1/2 cup extra-virgin olive oil (do NOT make this with anything but EVOO)

1/4 tsp red pepper flakes

4 or 5 fresh tomatoes, seeded and chopped

1/4 cup fresh basil leaves, finely chopped

About 10 mint leaves, finely chopped

The zest of one lemon

Grated Parmigianno cheese

In a pot of salted water, boil the fettunici noodles until just on the hard side of al dente. Drain but leave the cooking pot on the hot (turned off, but hot) burner.

While the pasta cooks, combine the oil, garlic, and red pepper flakes in a cold small saucepan. Turn your burner to medium-low and heat the oil mixture, stirring frequently until the garlic just starts to turn golden and you smell it (about six or seven minutes). Don’t go any farther than that with the heat–you’ll burn the garlic. Add the tomato for the last minute of cooking and stir continuously, until it softens a bit and has a chance to absorb some garlic flavor.

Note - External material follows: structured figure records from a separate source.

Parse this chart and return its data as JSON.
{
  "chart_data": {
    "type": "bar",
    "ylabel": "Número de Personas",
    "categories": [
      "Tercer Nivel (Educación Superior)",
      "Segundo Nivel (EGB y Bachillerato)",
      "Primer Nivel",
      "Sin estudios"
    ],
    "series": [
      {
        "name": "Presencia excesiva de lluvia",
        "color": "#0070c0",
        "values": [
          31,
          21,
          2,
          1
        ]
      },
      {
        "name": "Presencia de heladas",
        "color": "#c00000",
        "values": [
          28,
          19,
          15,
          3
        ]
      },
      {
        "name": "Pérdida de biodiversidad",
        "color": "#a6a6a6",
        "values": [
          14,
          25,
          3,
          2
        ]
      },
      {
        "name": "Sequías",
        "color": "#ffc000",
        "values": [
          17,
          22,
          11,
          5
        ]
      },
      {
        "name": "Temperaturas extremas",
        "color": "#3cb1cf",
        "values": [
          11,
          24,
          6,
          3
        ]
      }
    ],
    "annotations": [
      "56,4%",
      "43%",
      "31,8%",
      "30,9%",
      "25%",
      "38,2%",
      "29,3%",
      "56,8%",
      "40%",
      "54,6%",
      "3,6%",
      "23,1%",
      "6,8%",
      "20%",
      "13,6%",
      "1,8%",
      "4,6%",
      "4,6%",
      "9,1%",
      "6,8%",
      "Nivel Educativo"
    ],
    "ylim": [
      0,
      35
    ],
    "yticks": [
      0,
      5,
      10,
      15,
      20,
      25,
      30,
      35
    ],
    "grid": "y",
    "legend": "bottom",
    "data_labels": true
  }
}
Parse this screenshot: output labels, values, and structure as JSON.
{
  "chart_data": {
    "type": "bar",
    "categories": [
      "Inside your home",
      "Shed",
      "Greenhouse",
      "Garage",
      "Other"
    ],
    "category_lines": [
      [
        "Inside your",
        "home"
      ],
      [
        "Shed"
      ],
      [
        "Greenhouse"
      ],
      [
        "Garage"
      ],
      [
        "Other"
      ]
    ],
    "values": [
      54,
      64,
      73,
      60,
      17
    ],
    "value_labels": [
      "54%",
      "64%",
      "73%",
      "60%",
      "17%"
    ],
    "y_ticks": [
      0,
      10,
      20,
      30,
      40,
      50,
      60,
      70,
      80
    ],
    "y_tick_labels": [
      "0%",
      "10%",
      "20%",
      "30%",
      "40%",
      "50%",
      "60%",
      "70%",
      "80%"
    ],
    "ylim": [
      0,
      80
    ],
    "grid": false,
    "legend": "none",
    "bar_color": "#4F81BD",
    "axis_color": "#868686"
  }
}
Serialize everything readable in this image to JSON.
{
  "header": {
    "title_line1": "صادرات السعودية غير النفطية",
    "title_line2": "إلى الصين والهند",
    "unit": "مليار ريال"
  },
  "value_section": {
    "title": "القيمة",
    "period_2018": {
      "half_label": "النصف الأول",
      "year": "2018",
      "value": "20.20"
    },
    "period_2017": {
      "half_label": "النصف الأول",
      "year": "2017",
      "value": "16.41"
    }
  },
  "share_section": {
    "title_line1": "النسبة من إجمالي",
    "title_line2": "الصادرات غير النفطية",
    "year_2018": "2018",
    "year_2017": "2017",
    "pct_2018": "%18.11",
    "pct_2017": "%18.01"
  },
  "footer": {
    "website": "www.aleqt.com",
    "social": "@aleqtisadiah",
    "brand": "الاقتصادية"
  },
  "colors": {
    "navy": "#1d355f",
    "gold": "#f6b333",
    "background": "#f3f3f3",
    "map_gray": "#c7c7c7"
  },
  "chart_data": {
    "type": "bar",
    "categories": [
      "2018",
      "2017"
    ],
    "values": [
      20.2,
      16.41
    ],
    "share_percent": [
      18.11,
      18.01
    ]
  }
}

Return the pasta to the hot pot. Pour the garlic and oil mixture over it and toss with tongs until each strand is coated. Sprinkle the lemon zest and herbs over top and toss again. Serve, sprinkling each portion with Parmesan cheese.

9 Responses to “Fettucini with Garlic and Olive Oil”

  1. Carrie August 3, 2010 at 3:03 pm #

    This sounds really good. I think I’ll try this one with shrimp! YUM!

  2. Mary m August 3, 2010 at 3:14 pm #

    This sounds so yummy, and EASY!! And if the kids are being whiney, even easy for them to pick the tomatoes out 😉

  3. Lisa August 3, 2010 at 3:15 pm #

    This sounds so wonderful and is very much like some of my favorite meals when I go out to eat. Can’t wait to try it.

  4. mamatulip August 3, 2010 at 4:01 pm #

    YUM. This looks – and sounds – awesome.

  5. Michele August 3, 2010 at 4:11 pm #

    Sounds wonderful. I’m really regretting not purchasing a lemon last night at Whole Foods!!!

    • Michele August 4, 2010 at 9:04 pm #

      I bought a lemon today, so I was a le to make this for dinner. The lemon was key. So worth the wait. Thanks Kim!!!

  6. Heather August 3, 2010 at 4:12 pm #

    Adding this to my regular rotation.

    Would you do anything special to grilled chicken before adding it? Seasoning, etc?

  7. Kim August 3, 2010 at 4:30 pm #

    I’d probably marinate or brush it with a little olive oil, garlic, and maybe a smidge of lemon juice. 🙂

  8. Tiffany August 3, 2010 at 5:02 pm #

    I will definately have to give this a try! Thanks!!